BernadetteRostankowskiWolowitz · 05/05/2020 17:16

5

randomguy12 · 05/05/2020 17:16

Just block her and change all setting from public to private

mrscampbellblackagain · 05/05/2020 17:16

I think a mistake is something that happens once to be honest not over two years. And sadly you have learnt that sometimes your actions do have consequences.

But, it is irrelevant now - you live and learn.

As I said I just wouldn't engage at all. You have blocked her on everything and hopefully she is now directing her anger at her DP and will leave you alone. You may also not be the only one.

AmeliaTaylor · 05/05/2020 17:16

Honeyroar

Where on Earth are you getting thirteen years from?

mrscampbellblackagain · 05/05/2020 17:17

Some people are very bad at maths aren't they Wink

OVienna · 05/05/2020 17:17

You may also not be the only one. I had written that myself, not sure why I deleted it. So true.

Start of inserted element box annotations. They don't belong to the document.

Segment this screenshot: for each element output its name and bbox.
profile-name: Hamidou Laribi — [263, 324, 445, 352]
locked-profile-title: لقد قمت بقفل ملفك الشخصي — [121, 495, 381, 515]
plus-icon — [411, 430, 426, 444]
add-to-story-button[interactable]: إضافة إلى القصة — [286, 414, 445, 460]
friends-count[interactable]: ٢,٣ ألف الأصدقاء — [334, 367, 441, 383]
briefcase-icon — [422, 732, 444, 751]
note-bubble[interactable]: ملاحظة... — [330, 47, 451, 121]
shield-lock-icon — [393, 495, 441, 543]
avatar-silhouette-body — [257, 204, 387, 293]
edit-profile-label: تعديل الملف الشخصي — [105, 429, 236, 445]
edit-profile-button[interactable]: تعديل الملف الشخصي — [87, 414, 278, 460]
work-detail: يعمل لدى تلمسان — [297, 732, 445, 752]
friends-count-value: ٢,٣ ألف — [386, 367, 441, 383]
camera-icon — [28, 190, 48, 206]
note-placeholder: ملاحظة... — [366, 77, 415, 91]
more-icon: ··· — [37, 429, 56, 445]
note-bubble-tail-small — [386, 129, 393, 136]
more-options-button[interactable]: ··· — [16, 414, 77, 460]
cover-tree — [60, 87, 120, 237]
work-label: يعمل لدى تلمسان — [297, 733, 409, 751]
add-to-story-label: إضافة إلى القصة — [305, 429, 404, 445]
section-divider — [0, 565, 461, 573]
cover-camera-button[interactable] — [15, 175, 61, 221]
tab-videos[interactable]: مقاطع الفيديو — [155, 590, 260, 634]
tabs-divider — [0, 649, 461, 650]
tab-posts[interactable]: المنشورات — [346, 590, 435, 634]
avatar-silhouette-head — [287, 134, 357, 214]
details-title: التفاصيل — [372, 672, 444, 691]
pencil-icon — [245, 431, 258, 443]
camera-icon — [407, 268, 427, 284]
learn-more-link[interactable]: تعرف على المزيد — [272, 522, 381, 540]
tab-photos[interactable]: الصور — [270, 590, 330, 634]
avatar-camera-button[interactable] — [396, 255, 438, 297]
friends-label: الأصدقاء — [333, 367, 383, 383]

AmeliaTaylor · 05/05/2020 17:18

mrscampbellblackagain

Or reading comprehension!

papiermaches · 05/05/2020 17:19

Jesus, I'm so glad we didn't have camera phones when I was 25...
block the number and ignore the entire thing. Do NOT tell your DP, your past is not his business.What's the point?
You can't be recognized from the photos, so don't worry about it.
If you block the number you won't be receiving anymore messages. End of. Let who ever it is have a pop at the bloke instead.

momtoolliex · 05/05/2020 17:21

I'm so confused to where people are getting 13 years from 🤣 OP I would just be honest with your partner, even tho you wasn't with him at the time it'll look a lot better coming from you. As for the woman, she'll soon get bored of trying to contact you - although I can see why she's so angry

sillysmiles · 05/05/2020 17:22

You owe her nothing. Her issue is with her husband and she needs to focus on that. Block and ignore, if she gets to you again threat her with the police for harassment.
I've no idea why people think you should entertain her or why you are responsible for her husbands actions.